A third possibility is that the yet unexplained opposition and/or reluctance to make a firm decision is fueled by the belief that, depending on the occupational activities of the vaccine recipient(s), pre-event or pre-exposure vaccination might not completely eliminate the need for the purchase and distribution of appropriate personal protective equipment and post-exposure antibiotics.
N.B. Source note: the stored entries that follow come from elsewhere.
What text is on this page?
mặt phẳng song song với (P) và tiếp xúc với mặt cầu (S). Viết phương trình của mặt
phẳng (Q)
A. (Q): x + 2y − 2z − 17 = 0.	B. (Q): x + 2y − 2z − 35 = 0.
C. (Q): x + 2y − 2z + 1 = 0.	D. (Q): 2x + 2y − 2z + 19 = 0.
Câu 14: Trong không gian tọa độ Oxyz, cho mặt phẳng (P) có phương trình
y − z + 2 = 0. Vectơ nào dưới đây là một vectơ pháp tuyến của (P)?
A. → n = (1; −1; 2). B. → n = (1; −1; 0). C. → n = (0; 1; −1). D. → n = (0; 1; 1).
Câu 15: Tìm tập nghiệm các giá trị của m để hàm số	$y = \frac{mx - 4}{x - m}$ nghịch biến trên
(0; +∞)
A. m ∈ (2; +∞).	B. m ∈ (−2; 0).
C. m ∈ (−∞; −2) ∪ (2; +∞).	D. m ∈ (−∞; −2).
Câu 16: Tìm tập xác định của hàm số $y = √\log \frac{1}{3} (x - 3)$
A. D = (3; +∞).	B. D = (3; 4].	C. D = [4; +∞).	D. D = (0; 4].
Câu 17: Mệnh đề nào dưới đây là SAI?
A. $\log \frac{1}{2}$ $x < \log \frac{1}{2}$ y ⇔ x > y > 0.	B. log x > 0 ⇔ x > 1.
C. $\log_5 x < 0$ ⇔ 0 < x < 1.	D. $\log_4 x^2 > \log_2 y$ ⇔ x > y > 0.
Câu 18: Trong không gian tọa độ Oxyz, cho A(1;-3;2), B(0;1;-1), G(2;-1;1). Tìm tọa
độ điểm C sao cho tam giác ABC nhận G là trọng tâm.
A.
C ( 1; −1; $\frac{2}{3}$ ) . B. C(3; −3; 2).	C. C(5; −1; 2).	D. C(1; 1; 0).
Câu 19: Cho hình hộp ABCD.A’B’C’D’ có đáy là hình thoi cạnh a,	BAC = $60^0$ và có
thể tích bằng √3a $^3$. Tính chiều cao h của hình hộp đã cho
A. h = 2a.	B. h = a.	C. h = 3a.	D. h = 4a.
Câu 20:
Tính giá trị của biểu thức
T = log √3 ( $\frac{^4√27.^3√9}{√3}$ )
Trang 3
Despite the above rationale, it seems reasonable to suggest that the final release of the 26 January 2012 National Response Team Emergency Responder Health Monitoring and Surveillance (ERHMS) Technical Assistance Document would acceptably serve as a safe harbor, if not a catalyst, for a pre-event vaccination program. The ERHMS documentation provided from the National Institute for Occupational Health and Safety is a product of significant consultations with not only the U.S. National Response Team but also a large number of federal agencies, state health departments, labor unions, and volunteer emergency responder groups. In addition to the operational benefits described above, that same document would also:

Provide the guidelines needed to protect emergency responders operating over a full range of emergency types and settings;
Serve as an invaluable resource for all who are involved in the deployment and protection of emergency responders – including but not limited to incident management and response organization leaders as well as health, safety, and medical personnel – and the emergency responders themselves; and
Legally defines the anthrax vaccine as an immunization that is appropriate to provide to emergency responders.
In a community of emergency response professionals who courageously charge toward the danger – while others in the vicinity are running for their lives – the selfless actions of these professionals speak louder than words. The threat is real. The solution, or at least a significant part of it, is known. Now is the time to deliver.

____________

For additional information on: U.S. Public Readiness and Emergency Preparedness (PREP) Act, 6 October 2008, visit http://www.gpo.gov/fdsys/pkg/FR-2008-10-06/html/E8-23547.htm

CDC’s “Use of Anthrax Vaccine in the United States Recommendations of the Advisory Committee on Immunization Practices (ACIP),” 23 July 2010, visit http://www.cdc.gov/mmwr/PDF/rr/rr5906.pdf

U.S. Government Accountability Office’s “Actions Needed to Avoid Repeating Past Problems with Procuring New Anthrax Vaccine and Managing the Stockpile of Licensed Vaccine,” 23 October 2007, visit http://www.gao.gov/products/GAO-08-88

Written testimony of Dr. James Polk for a House Committee on Homeland Security, Subcommittee on Emergency Preparedness, Response, and Communications hearing, 17 April 2012, visit http://www.dhs.gov/news/2012/04/17/written-testimony-office-health-affairs-house-homeland-security-subcommittee

The ERHMS “National Response Team Technical Assistance Document,” 26 January 2012, visit http://www.cdc.gov/niosh/topics/erhms/document/

Thomas K. Zink

Thomas K. Zink, M.D., is an adjunct associate professor of community health in the Institute for Biosecurity at Saint Louis University and a healthcare/biodefense consultant. He graduated from the University of Missouri – Kansas City School of Medicine – and is now an accomplished quality improvement professional, a successful health policy strategist, and an experienced vaccinologist with special expertise in viral hepatitis, pertussis, anthrax, and botulinum toxin. A retired emergency physician, he also is the Founding Director of Project Equal Immunization Policies & Practices (EQUIPP), an organization that has been a catalyst in the formulation of CDC recommendations to support the pre-event anthrax vaccination of U.S. civilian emergency responders.